Richard Atkinson has had enough of the SAT. And he’s doing something about it.
As the president of the University of California system, Atkinson oversees institutions that receive more standardized test scores than anyone else in the nation. His assessment of the quality of such tests therefore deserves serious attention.
Atkinson’s opinion of the SAT I — he believes the test to be so flawed that the University of California should no longer require applicants to take it — flies in the face of years of conventional wisdom among college admissions officers, who generally believe the test helps them weigh applicants’ academic potential, especially their likely first-year grades.
In a speech at the American Council on Education’s annual meeting in Washington, he said the SAT I does “not have a demonstrable relationship to the student’s program of study — a problem that is amplified when the tests are assumed to measure innate ability.”
Atkinson proposed a plan to make the SAT I optional for classes entering in 2003 and beyond, relying for now on students’ scores on SAT II achievement tests in writing, math and a third subject of their choice. UC schools already require the three SAT IIs.
Even more bold, he said he hopes to soon replace the SAT IIs with a new test the UC system will create. The SAT IIs measure actual subject mastery better than the vague skills covered by the SAT I, Atkinson said, but he thinks his system can design tests more closely correlated to students’ college preparatory work.
Although his plan could do great things for the UC system, it could also cause more harm than good. Let’s examine the possible effects, starting with potential benefits.
For starters, it will save students a great deal of money. Students pay $24 to take the SAT I. Multiplied by the thousands of applicants each year to UC schools, that adds up.

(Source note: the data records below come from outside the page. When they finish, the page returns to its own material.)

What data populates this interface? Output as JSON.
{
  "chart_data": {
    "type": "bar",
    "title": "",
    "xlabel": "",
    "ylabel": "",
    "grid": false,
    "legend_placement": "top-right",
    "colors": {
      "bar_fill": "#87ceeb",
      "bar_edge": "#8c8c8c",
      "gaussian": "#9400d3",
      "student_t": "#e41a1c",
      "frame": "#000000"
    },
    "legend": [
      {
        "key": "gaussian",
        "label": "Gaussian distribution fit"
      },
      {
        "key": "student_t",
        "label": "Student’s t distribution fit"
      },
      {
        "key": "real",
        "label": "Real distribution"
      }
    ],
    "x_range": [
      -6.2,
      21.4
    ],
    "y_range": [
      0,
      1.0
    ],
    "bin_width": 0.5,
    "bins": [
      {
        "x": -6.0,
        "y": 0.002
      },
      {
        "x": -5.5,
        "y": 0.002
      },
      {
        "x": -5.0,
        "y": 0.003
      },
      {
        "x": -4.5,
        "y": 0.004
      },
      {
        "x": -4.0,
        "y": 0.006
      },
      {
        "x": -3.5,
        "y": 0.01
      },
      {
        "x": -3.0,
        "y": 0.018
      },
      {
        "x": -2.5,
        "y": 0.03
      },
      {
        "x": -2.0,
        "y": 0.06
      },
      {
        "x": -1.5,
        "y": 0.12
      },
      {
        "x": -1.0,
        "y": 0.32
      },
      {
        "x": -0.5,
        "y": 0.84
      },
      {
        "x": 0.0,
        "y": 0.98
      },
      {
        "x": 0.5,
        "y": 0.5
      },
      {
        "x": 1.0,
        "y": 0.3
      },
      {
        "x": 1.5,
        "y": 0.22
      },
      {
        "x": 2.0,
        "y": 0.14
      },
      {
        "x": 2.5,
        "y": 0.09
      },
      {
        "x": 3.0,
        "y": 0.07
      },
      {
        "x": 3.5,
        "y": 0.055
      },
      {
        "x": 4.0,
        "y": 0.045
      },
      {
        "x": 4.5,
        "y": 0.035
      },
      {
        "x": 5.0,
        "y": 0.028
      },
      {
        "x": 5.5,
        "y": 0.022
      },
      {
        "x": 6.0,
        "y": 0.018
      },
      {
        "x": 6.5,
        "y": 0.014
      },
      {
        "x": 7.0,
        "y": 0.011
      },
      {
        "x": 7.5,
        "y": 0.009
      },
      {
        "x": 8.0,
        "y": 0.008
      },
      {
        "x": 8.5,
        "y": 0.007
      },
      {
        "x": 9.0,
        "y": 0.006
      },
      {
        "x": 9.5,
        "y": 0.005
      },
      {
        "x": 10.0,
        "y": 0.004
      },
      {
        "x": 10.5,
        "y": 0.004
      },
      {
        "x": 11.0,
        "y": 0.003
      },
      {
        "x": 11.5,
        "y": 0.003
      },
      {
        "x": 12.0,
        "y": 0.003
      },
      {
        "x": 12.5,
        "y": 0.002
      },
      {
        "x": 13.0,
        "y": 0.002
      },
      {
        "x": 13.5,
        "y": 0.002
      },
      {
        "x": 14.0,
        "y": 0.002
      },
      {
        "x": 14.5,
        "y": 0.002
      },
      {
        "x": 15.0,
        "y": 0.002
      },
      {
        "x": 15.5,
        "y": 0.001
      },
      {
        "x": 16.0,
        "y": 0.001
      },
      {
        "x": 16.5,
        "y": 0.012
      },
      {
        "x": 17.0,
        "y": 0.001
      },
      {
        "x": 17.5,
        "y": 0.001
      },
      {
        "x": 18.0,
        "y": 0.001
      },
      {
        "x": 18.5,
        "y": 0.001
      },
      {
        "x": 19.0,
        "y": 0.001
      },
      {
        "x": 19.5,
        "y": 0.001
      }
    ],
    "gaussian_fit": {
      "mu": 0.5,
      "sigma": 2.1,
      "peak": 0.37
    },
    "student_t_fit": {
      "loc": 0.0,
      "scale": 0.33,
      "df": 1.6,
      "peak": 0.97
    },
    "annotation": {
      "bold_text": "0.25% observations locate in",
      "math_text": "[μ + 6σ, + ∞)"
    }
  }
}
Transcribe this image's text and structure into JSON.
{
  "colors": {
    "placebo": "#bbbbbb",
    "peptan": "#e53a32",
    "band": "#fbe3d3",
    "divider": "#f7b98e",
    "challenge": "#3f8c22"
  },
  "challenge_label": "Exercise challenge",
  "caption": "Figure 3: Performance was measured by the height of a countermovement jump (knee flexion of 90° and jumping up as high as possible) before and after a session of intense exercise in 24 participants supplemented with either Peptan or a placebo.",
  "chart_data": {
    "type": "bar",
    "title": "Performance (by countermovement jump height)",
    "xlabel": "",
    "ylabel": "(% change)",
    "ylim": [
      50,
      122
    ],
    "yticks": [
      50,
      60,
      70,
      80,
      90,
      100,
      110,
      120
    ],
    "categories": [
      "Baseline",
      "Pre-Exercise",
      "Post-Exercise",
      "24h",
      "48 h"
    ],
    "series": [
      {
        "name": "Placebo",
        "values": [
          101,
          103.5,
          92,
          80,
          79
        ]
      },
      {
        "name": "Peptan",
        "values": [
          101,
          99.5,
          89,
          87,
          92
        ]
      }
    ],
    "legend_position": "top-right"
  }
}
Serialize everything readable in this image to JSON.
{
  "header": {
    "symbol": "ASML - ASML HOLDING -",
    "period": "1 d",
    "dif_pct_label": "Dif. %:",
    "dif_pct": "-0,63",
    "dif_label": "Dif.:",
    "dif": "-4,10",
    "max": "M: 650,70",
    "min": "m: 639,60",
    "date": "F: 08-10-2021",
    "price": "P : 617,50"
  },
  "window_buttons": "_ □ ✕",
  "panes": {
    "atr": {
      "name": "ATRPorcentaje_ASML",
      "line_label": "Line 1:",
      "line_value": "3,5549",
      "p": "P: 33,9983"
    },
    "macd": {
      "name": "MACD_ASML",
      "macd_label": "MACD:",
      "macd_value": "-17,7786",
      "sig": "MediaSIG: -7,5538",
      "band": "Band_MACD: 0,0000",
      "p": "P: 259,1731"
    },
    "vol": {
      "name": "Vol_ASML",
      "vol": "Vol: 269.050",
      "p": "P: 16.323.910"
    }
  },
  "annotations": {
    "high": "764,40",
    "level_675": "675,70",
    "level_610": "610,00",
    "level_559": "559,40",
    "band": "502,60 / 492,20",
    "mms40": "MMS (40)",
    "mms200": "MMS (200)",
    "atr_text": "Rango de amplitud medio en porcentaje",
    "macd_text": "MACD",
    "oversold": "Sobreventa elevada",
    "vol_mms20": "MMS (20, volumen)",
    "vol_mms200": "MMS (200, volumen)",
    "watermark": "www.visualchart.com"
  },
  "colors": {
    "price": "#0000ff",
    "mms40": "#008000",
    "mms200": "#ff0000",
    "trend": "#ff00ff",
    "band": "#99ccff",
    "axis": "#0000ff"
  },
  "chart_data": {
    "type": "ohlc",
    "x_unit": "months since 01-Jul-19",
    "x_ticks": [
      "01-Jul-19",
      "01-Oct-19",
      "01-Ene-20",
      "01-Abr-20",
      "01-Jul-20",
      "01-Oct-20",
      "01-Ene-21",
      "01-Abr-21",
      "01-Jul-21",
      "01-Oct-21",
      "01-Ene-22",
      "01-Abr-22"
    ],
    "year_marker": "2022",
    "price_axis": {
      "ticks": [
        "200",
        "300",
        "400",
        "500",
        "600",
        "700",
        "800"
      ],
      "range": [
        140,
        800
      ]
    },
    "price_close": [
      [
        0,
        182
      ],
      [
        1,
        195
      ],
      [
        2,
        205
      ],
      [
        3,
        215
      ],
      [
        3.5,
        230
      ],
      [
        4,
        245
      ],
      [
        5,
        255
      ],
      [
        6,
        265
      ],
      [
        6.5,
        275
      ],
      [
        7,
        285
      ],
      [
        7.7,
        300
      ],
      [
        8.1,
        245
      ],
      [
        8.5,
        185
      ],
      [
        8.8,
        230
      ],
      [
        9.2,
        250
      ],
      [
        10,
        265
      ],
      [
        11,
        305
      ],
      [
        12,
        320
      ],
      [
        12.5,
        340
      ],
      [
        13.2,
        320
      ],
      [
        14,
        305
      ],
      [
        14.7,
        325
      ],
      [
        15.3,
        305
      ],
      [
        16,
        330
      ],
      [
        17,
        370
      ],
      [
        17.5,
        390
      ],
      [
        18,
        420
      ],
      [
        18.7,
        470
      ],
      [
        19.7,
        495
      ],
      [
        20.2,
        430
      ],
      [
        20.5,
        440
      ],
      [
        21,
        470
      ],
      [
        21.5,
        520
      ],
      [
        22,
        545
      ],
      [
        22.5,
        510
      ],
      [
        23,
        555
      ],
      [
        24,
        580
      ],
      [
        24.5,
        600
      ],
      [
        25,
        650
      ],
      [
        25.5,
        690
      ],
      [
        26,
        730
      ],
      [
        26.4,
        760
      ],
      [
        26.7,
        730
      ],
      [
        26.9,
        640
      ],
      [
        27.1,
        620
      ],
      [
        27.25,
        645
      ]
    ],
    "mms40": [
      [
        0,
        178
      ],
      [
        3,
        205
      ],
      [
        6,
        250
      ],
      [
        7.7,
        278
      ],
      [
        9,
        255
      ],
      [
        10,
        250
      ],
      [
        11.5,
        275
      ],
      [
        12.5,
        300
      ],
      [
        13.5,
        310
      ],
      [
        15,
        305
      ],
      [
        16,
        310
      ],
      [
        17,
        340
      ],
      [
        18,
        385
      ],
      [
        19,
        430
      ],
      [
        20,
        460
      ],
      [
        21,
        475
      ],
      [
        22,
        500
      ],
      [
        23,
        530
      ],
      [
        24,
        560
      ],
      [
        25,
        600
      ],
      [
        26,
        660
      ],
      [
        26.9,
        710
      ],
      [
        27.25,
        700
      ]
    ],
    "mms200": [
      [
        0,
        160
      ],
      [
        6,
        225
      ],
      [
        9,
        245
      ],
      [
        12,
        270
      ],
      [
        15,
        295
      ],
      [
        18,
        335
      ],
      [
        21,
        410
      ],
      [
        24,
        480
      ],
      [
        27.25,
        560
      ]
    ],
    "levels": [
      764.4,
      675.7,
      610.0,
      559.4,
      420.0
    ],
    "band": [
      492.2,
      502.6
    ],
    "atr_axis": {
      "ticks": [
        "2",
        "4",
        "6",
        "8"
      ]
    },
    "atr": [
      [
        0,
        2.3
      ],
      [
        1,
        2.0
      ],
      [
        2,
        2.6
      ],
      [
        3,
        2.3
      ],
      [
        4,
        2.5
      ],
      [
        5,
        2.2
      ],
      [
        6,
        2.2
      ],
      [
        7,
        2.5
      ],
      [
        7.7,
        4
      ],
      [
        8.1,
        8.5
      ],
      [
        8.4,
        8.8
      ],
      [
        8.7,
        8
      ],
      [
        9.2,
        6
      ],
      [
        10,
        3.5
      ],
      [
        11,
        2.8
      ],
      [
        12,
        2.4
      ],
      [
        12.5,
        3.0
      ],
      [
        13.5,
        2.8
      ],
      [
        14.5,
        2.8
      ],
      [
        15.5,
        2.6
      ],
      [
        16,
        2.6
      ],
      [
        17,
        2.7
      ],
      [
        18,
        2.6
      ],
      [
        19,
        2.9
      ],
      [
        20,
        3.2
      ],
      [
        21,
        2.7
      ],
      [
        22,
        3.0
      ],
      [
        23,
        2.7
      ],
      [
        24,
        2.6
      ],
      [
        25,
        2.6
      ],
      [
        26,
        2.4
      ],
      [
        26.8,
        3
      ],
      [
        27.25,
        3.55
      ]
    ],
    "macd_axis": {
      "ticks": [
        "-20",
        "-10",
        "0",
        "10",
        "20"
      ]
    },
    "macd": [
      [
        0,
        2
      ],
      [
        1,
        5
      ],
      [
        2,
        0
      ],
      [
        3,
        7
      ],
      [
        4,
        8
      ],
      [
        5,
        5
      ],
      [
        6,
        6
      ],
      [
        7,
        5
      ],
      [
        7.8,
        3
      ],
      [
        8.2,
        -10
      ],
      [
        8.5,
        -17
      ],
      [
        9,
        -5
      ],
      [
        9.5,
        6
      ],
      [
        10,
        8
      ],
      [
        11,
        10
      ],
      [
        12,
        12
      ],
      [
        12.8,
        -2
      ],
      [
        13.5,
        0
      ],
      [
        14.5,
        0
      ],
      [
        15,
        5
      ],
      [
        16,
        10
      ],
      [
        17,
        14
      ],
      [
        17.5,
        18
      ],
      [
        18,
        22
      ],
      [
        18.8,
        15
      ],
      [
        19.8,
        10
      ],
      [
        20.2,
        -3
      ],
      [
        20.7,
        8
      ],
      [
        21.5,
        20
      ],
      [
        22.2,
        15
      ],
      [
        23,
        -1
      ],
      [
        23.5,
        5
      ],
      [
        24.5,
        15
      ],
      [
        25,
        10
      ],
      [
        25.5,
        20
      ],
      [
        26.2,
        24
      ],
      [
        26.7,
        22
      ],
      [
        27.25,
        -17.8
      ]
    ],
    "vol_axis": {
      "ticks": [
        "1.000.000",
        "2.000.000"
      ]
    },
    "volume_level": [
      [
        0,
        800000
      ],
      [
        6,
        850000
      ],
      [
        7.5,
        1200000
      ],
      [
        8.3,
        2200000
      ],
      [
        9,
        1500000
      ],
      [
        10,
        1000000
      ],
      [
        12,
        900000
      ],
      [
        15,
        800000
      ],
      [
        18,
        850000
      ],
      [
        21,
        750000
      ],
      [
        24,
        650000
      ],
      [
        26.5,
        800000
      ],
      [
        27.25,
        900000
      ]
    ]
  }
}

Second, academically-talented students with poor SAT I scores may decide to apply rather than give up in advance. Liberal arts colleges such as Bates and Franklin & Marshall, as well as Oregon’s state university system, have seen applications as a whole go up after making the SAT I optional. “Non-submitters” gain admission at lower rates than applicants who do send their scores, but those admitted perform as well if not better than the “submitters.”
Students knowing they need not take the SAT I will choose not to waste time and money on SAT prep courses, which distract from real learning and give white, rich students an advantage in admissions competitions.
Finally, those who believe standardized tests like the SAT I underrepresent the academic strengths of women and ethnic minorities will also believe that de-emphasizing such tests will lower the barriers these students face in attaining higher education.
Now the problems:
SAT-optional admissions have been used as a smoke and mirrors technique to artificially enhance a school’s reputation. Such policies tend to increase applications, to increase a school’s ability to reject applicants (making it more selective), and to boost its median SAT score by removing lower-scoring students from the average and to increase the “yield” of admitted students who matriculate (“non-submitters” have fewer alternatives because of their lower SAT scores). All this does wonders for a U.S. News ranking without truly improving a school’s academics.
Black students and other ethnic minorities tend to perform poorly on the SAT relative to whites. While some blame biased questions, realizing that the disparity for blacks is slightly greater for the SAT I Math (104 points) than for the SAT I Verbal (94 points) suggests other conclusions.
Removing the SAT hides a host of problems — blacks generally attend inferior public schools, they can’t afford the same test prep services, their parents have less education, etc. — without taking measures to solve them. The racial score gap demands we improve the educational access of all Americans, not ignore traditional measures of merit.
Also, Atkinson defended his plan by saying UC must remember “it serves the most racially and ethnically diverse college-going population in the nation.”
This may be true. But the voters of California ended affirmative action at the state’s public universities in a referendum. Making the SAT I optional provides UC with a clever way to admit students otherwise “unqualified” according to previous meritocratic standards. While Atkinson may never have considered this effect of his plan, UC will be seen as defying the law if it does not actually create the new test Atkinson has proposed and adhere to equal standards for all applicants.
The SAT has serious problems, and Atkinson’s decision — if approved by UC’s regents — will encourage the Educational Testing Service to improve its tests and spur colleges to reconsider the weight they give to flawed measures of merit. The eyes of American higher education, and of students, will be on California’s experiment.
Ben Trachtenberg is a senior in Ezra Stiles College. His columns appear on alternate Tuesdays.